Learning complexity of gradient descent and conjugate gradient algorithms
Xianqi Jiao, Jia Liu, Zhiping Chen
TL;DR
The paper introduces a data-driven framework to quantify the learning complexity of tuning gradient-based optimization algorithms (GD and CG) via algorithm selection. A key contribution is a primal-dual integral-inspired cost that remains meaningful when iterations are halted and provides bounded pseudo-dimensions, enabling ERM-based guarantees. It establishes that GD admits a (C+ε,δ)-learnability with sample complexity m = ̃O(H^3/ε^2) under the new cost, and extends the approach to CG, yielding m = ̃O(H^4/ε^2).
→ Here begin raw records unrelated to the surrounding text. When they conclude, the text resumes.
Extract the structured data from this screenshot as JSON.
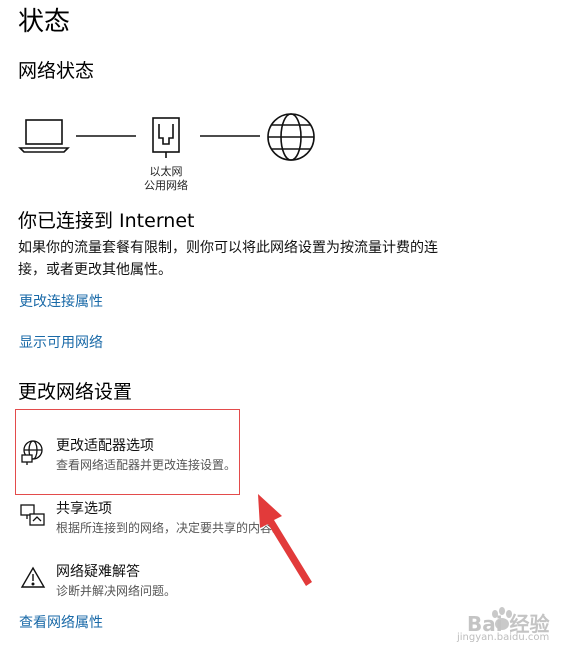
{
  "page": {
    "title": "状态"
  },
  "network_status": {
    "heading": "网络状态",
    "adapter_label_1": "以太网",
    "adapter_label_2": "公用网络"
  },
  "connection": {
    "title": "你已连接到 Internet",
    "description": "如果你的流量套餐有限制，则你可以将此网络设置为按流量计费的连接，或者更改其他属性。"
  },
  "links": {
    "change_props": "更改连接属性",
    "show_available": "显示可用网络",
    "view_props": "查看网络属性"
  },
  "change_settings": {
    "heading": "更改网络设置",
    "items": [
      {
        "title": "更改适配器选项",
        "subtitle": "查看网络适配器并更改连接设置。",
        "icon": "adapter-globe-icon"
      },
      {
        "title": "共享选项",
        "subtitle": "根据所连接到的网络，决定要共享的内容。",
        "icon": "sharing-icon"
      },
      {
        "title": "网络疑难解答",
        "subtitle": "诊断并解决网络问题。",
        "icon": "warning-icon"
      }
    ]
  },
  "annotation": {
    "highlight_color": "#e34b4b",
    "arrow_color": "#e23a3a"
  },
  "watermark": {
    "brand": "Bai 经验",
    "url": "jingyan.baidu.com"
  },
  "colors": {
    "link": "#1a6aa8",
    "text": "#000000"
  }
}
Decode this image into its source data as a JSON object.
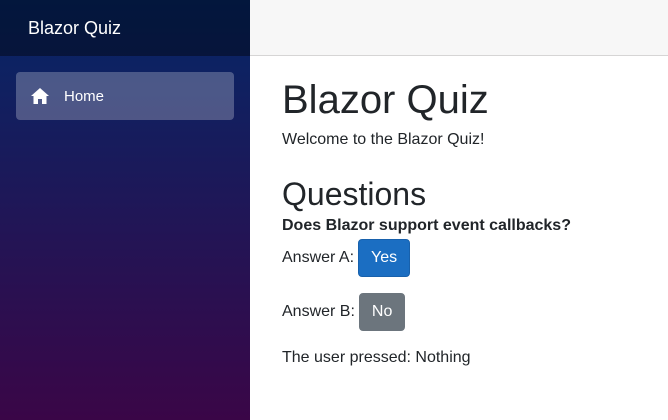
{
  "app": {
    "brand": "Blazor Quiz"
  },
  "sidebar": {
    "items": [
      {
        "label": "Home",
        "icon": "home-icon"
      }
    ]
  },
  "main": {
    "title": "Blazor Quiz",
    "welcome": "Welcome to the Blazor Quiz!",
    "section_title": "Questions",
    "question": "Does Blazor support event callbacks?",
    "answer_a_label": "Answer A:",
    "answer_a_button": "Yes",
    "answer_b_label": "Answer B:",
    "answer_b_button": "No",
    "status_prefix": "The user pressed:",
    "status_value": "Nothing"
  },
  "colors": {
    "sidebar_top": "#052767",
    "sidebar_bottom": "#3a0647",
    "primary": "#1b6ec2",
    "secondary": "#6c757d"
  }
}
Together, these results demonstrate that optimal step-size and conjugate-parameter configurations can be identified with high probability from a finite sample, advancing data-driven algorithm design for large-scale optimization problems.
Abstract
Gradient Descent (GD) and Conjugate Gradient (CG) methods are among the most effective iterative algorithms for solving unconstrained optimization problems, particularly in machine learning and statistical modeling, where they are employed to minimize cost functions. In these algorithms, tunable parameters, such as step sizes or conjugate parameters, play a crucial role in determining key performance metrics, like runtime and solution quality. In this work, we introduce a framework that models algorithm selection as a statistical learning problem, and thus learning complexity can be estimated by the pseudo-dimension of the algorithm group. We first propose a new cost measure for unconstrained optimization algorithms, inspired by the concept of primal-dual integral in mixed-integer linear programming. Based on the new cost measure, we derive an improved upper bound for the pseudo-dimension of gradient descent algorithm group by discretizing the set of step size configurations. Moreover, we generalize our findings from gradient descent algorithm to the conjugate gradient algorithm group for the first time, and prove the existence a learning algorithm capable of probabilistically identifying the optimal algorithm with a sufficiently large sample size.